Eric Sutphin, Art in America, January 1, 2017

Painter Michael Stamm applies thin glazes in multiple layers to create tightly composed surfaces with an almost overwrought quality. When I visited Stamm in his Brooklyn studio, he told me that these layers create an “emotional patina” that heightens the work’s psychological charge. The first painting I saw was B12 (2017), in which an androgynous figure watches through large, heavily lidded eyes as droplets of maroon liquid dissolve in a glass of water. The digits of the hand that grips the glass appear at the edges of the canvas, while two other fingers intrude from above, squeezing an eyedropper. Stamm tends to portray bodies in a highly stylized and often severely cropped manner, directing attention away from physical experience and toward interior life.
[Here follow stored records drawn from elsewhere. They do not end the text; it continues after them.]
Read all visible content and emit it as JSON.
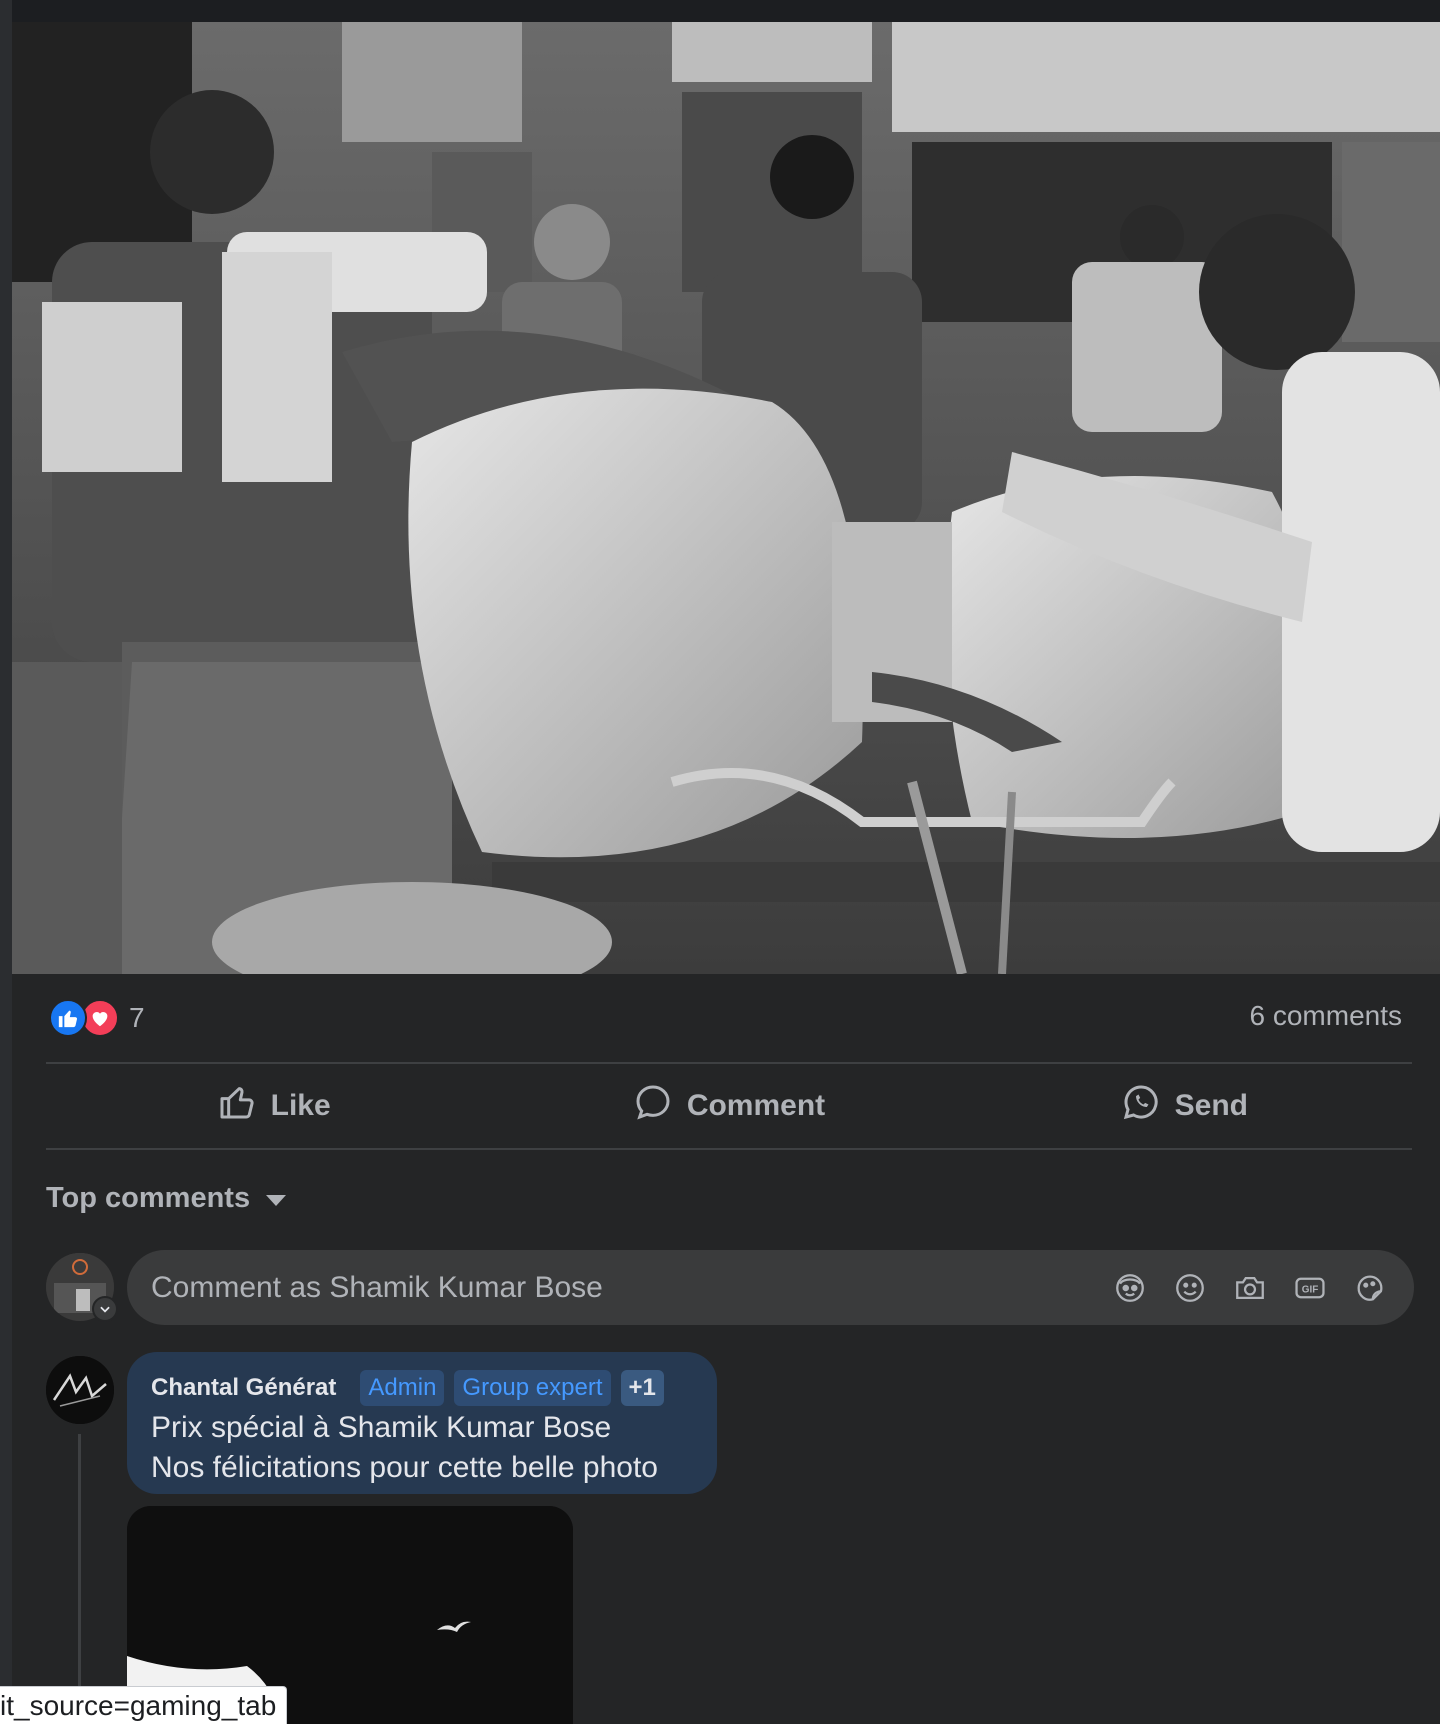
{
  "post": {
    "photo_alt": "Black and white street market photo",
    "reactions": {
      "count": "7",
      "types": [
        "like-icon",
        "love-icon"
      ],
      "like_color": "#1877f2",
      "love_color": "#f33e58"
    },
    "comments_count": "6 comments",
    "actions": {
      "like": "Like",
      "comment": "Comment",
      "send": "Send"
    }
  },
  "comments_section": {
    "sort_label": "Top comments",
    "input_placeholder": "Comment as Shamik Kumar Bose",
    "input_icons": [
      "avatar-sticker-icon",
      "emoji-icon",
      "camera-icon",
      "gif-icon",
      "sticker-icon"
    ],
    "comments": [
      {
        "author": "Chantal Générat",
        "badges": [
          "Admin",
          "Group expert",
          "+1"
        ],
        "lines": [
          "Prix spécial à Shamik Kumar Bose",
          "Nos félicitations pour cette belle photo"
        ]
      }
    ]
  },
  "status_bar": {
    "url_fragment": "it_source=gaming_tab"
  },
  "colors": {
    "background": "#18191a",
    "card": "#242526",
    "bubble": "#263951",
    "badge_text": "#4599ff"
  }
}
Early in 2016, while still pursuing an MFA at New York University, Stamm had his first solo exhibition, at Thierry Goldberg Gallery. Perhaps in an effort to arrest the frenetic pace of production in this period, he began April 26, 2016, a work consisting of nine small panels that depict the same corner of his studio at varying times of day. His recent paintings develop the compositional strategies and sequential concatenation of that ensemble.

Among the works in Stamm’s current exhibition at DC Moore is a group of eight modestly scaled portraits of his therapist, each showing her at a different session.

We don’t see her face in any of the paintings. Our gaze is drawn instead to the patterns on her blouse and her outlandish jewelry, which serve as her primary means of expression.

In addition to the therapy paintings, the show includes seven larger works. In Tincture #2, a figure posed in a headstand is seen through a cloche containing flowers and twigs, which break the body and its surroundings into fractal-like planes. The human figure seems more like a design element here than like an embodied presence. While other young gay painters often trade in erotic imagery, Stamm sublimates the libidinal drive in more cerebral activity, coding quotidian objects with queer history and imbuing them with the status of archetypes. The blood-red liquid and medicine dropper in B12, for instance, could be read as an allusion to the history of HIV/AIDS. With a proliferation of patterns, references, and visual effects, moderated by a uniform surface, Stamm produces paintings that, though restrained, are richly evocative.